Perfino Crozza ha capitolato. E – come digerendo un rospo – ha annunciato il rilascio dell’applicazione del Paese delle Meraviglie. Dopo aver assicurato così la sua presenza videodigitale ovunque e comunque – quasi a demonizzare l’avvenimento – ha proposto una sua lettura personale (crediamo) del fenomeno smartphone e della nuova generazione dei connessi per sempre.

Per chi, come noi, teorizza l’esistenza degli Extra Media, un atto dovuto: l’applicazione non è un gadget né ossequio alle nuove regole della digitalizzazione; l’applicazione è il passepartout per l’abbattimento delle barriere spazio temporali. Crozza, adesso, può essere visto in qualsiasi luogo del pianeta, a qualsiasi ora, da chiunque.
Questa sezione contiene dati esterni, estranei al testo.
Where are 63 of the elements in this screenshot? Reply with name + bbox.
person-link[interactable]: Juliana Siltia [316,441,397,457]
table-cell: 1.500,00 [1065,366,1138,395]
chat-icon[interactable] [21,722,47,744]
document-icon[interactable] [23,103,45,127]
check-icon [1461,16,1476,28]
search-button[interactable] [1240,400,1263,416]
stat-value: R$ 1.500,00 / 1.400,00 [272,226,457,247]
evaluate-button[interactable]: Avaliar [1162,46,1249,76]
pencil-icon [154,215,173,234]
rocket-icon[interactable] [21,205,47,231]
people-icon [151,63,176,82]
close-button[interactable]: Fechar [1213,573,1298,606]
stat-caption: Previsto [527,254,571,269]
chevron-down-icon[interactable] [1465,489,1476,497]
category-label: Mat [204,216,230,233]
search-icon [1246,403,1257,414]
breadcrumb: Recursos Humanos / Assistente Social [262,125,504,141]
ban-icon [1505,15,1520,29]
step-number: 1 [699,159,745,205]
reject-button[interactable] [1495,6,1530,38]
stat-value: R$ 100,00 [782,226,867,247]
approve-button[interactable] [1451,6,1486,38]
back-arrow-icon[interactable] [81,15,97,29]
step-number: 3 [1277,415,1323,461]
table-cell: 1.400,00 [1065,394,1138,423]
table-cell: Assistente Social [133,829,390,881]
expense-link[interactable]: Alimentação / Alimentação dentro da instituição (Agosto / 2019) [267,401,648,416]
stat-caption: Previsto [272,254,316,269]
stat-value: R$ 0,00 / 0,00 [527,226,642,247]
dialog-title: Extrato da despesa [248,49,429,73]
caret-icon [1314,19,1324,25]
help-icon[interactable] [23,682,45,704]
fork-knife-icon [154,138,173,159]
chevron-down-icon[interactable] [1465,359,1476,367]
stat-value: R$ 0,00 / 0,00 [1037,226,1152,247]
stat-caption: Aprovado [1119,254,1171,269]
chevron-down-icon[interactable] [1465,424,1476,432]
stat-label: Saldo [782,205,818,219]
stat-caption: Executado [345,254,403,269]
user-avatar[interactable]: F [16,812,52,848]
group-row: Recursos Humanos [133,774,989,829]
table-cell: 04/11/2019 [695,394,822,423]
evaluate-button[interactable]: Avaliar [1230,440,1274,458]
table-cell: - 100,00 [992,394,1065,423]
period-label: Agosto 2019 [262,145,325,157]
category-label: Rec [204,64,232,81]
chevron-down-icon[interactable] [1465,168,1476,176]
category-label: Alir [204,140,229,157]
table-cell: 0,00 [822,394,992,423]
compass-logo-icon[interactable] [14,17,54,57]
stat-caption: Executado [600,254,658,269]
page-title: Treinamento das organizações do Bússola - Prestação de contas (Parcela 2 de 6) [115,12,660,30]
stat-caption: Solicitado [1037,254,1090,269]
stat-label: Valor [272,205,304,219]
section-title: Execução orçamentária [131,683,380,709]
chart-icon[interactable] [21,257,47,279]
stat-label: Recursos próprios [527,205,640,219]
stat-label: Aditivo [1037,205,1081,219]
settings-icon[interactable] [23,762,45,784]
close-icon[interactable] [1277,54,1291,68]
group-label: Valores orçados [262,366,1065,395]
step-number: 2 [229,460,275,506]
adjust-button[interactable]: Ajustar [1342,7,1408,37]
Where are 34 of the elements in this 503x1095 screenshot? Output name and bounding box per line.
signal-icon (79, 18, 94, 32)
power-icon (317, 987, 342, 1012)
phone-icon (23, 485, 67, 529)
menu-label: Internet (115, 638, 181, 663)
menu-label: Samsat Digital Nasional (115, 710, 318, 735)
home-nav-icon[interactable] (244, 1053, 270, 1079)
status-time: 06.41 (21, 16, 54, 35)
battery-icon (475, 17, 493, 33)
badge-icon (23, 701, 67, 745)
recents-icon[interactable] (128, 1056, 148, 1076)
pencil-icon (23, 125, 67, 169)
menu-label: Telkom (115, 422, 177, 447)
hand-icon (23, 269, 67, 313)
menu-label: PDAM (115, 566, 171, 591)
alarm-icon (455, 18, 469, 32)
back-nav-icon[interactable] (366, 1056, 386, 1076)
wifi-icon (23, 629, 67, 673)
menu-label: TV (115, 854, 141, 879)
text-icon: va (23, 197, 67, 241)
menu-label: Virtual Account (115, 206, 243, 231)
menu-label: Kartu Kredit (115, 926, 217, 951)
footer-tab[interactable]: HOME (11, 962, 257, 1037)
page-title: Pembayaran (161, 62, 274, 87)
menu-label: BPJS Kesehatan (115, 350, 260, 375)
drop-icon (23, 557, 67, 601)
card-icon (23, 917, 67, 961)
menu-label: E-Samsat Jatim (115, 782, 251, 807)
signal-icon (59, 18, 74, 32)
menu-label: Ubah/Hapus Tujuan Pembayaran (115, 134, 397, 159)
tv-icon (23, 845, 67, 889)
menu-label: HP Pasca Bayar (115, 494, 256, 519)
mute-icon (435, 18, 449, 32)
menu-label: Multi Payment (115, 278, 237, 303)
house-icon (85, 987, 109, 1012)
L’unica barriera che rimane (per ora) è quella linguistica alla Crozza – Renzi che nella stessa puntata gigioneggia con Crozzafiglio – Obama (da vedere).

Dunque la libera circolazione dei video – a dispetto dei canoni – è la nuova frontiera della comunicazione, dell’informazione, della cultura.
Questione non solo meccanica, però: liberare gli ubiquitous media significa espandere il contenuto.

La circolazione – secondo una ricerca Osservatorio Social di Digilab della Sapienza – è una parola chiave delle nuove esperienze di consumo televisivo: “…da uno schermo ad un altro, da una piattaforma ad un’altra, da una pratica ad un’altra, i contenuti TV non hanno confini di spazio e di tempo. La circolazione, quindi, si affianca e in parte sostituisce il flusso televisivo nella esperienza delle audience sia in termini di moltiplicazione delle possibilità di accesso ai contenuti, sia in termini di espansione dei confini di un programma oltre i suoi titoli di coda, sia in termini di rilancio produttivo dei contenuti da parte delle audience“.

Il contenuto dunque. Chiamiamola pure televisione o smart tv. Che importa. Importa quello che ci mettiamo (mettono) dentro. Fortunatamente.